The LeicaSelection of therapeutic strategies according to the presence or absence of specific biological markers relies on the availability of accurate and reliable laboratory testing, highlighting the need for standardisation of tissue handling, biomarker assay procedures and accurate interpretation of results. Despite being labour-intensive and technically challenging, fluorescence in situ hybridisation (FISH) assays remain the gold standard for HER2 assessment. Traditionally, HER2 FISH has been performed manually and has lacked a standardised approach, making it subject to inter-laboratory and interoperator variability. Automation of the staining process addresses a number of challenges associated with HER2 FISH testing, providing a straightforward, labour-saving method to aid standardisation and improve consistency.
HER2 FISH system is a fully automated, quantitative FISH assay for use on the Leica BOND system, employing the PathVysion HER2/CEP17 DNA FISH probes (supplied by Abbott Molecular). The Department of Pathology at the Royal College of Surgeons in Ireland (RCSI) Education and Research Centre has been using Leica’s BOND staining platforms for automation of immunohistochemistry (IHC) staining for five years, and evaluated the performance of the Leica HER2 FISH system compared with its own in-house technique based on the Poseidon ERBB2 probe (Kreatech).
Trial design
A parallel study was performed on a cohort of 100 archived samples of known HER2 protein and/or gene status, comprising: 25 IHC 0/1+ samples, 25 IHC 2+ samples with a FISH ratio <2.0, 25 IHC 2+ samples with a FISH ratio >2.0, and 25 IHC 3+ samples. A mixture of resection specimens and core biopsies was chosen, and all samples were stained in parallel using the laboratory’s in-house technique and the Leica HER2 FISH system. In addition, the same 100 samples were analysed manually by the Heart of England NHS Foundation Trust, Birmingham, using the Abbott PathVysion HER2 DNA probe kit. A total of 20 cells were counted per case using a ratio scoring method, with an additional 20 cells counted in borderline cases (ratios 1.80–2.19).
Results
Staining quality
As can be seen in Figure 1, there are readily apparent differences between the staining achieved with each method. Although the colours used for each probe set are the same, the size, signal intensity and level of digestion vary between the techniques. The level of digestion observed with the Leica HER2 FISH system is significantly lower than either the manual PathVysion technique or the Poseidon method, with overall good preservation of cell morphology. This can be very helpful for localising specific cells or identifying cell clusters from haematoxylin and eosin (H&E)-stained sections, without compromising overall signal quality (Fig 2). In some samples, non-specific green signals could also be seen; however, these were present in all three techniques, and the non-specific signal intensity was not sufficiently high to interfere with interpretation.
Concordance
Concordance between the three staining methods was high (Table 1), demonstrating that staining quality for the new Leica method is equivalent to manual techniques. All cases showing 2X2 discordance had ratio scores in the equivocal range (1.80–2.19) for each method. Table 2 shows the mean and range of HER2 FISH ratio scores for each technique. All three methods produced a similar mean value for 0/1+, 2+ (<2.00) and 2+ (>2.00) cases, and it was noted that the Leica HER2 FISH system provided more consistent, standardised staining with reduced process variation compared to either of the manual techniques.
Routine implementation
Based on the results of the retrospective study, the fully automated Leica HER2 FISH system was introduced as the standard technique for HER2 FISH staining in the RCSI laboratory. As it was already using a Leica BOND-III platform for automated IHC staining, implementation required very few changes to laboratory practices, with no modifications to sample preparation, counterstaining or interpretation protocols.

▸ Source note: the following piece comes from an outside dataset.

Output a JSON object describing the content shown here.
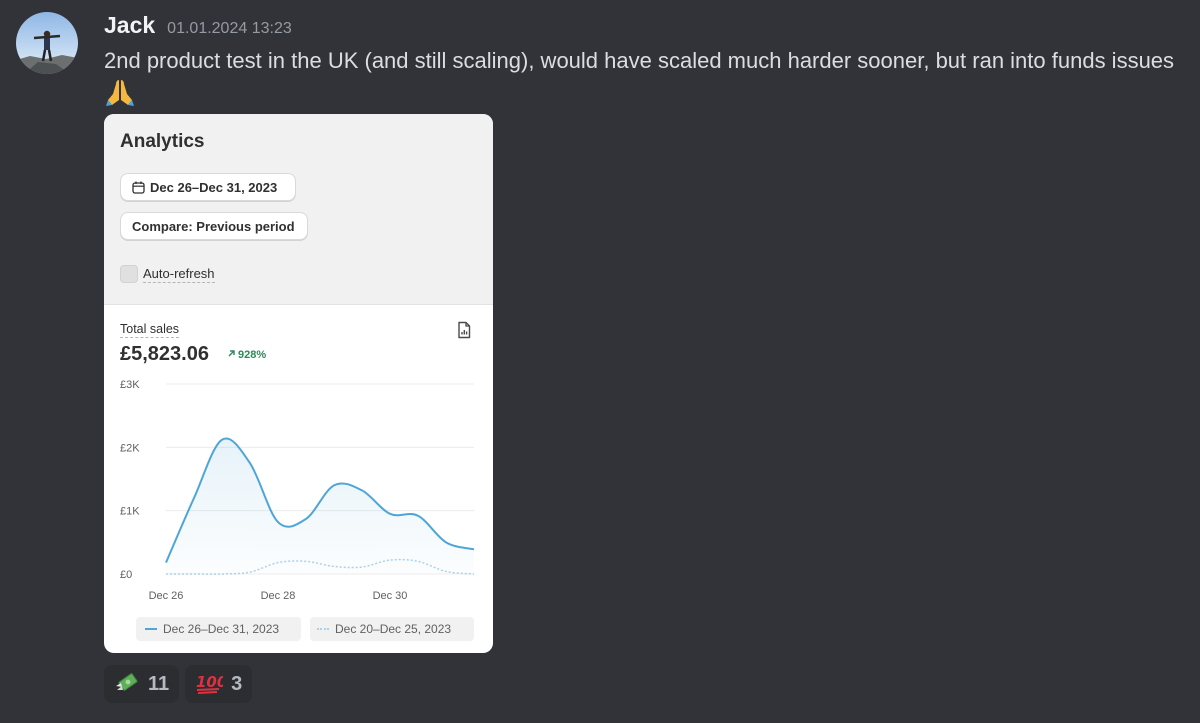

Introduction of fully automated HER2 FISH staining has led to improvements in the laboratory’s productivity and the turnaround time for some results. Since its implementation in May 2011, over 250 cases have been assessed, with no repetition of staining required. A major benefit of automation is the reduced hands-on time required for staining of samples. Using the manual technique, it would take approximately three hours of staff time to perform HER2 FISH staining using the laboratory’s in-house technique, compared with just 30 minutes to prepare the same number of samples for automated staining. Elimination of this laborious and time-consuming manual method has also led to reduced turnaround times for some cases, as the laboratory no longer has to wait for sufficient samples before performing the assay in batches.
Importantly, the time saving offered by the automated method allows more staff time for the interpretation of stained slides or to perform other tasks. This additional capacity offers the potential for expansion of HER2 FISH testing from the current level of around 300 cases per year up to 1000 cases a year, which is an important consideration given the current trend towards centralisation of molecular testing services.
Conclusions
The Leica HER2 FISH system provides a straightforward, quantitative FISH staining protocol that is easy and cost-effective to implement for users of BOND series instruments. The fully automated Leica HER2 FISH system provides equivalent signal quality to manual staining while saving time and reducing variability.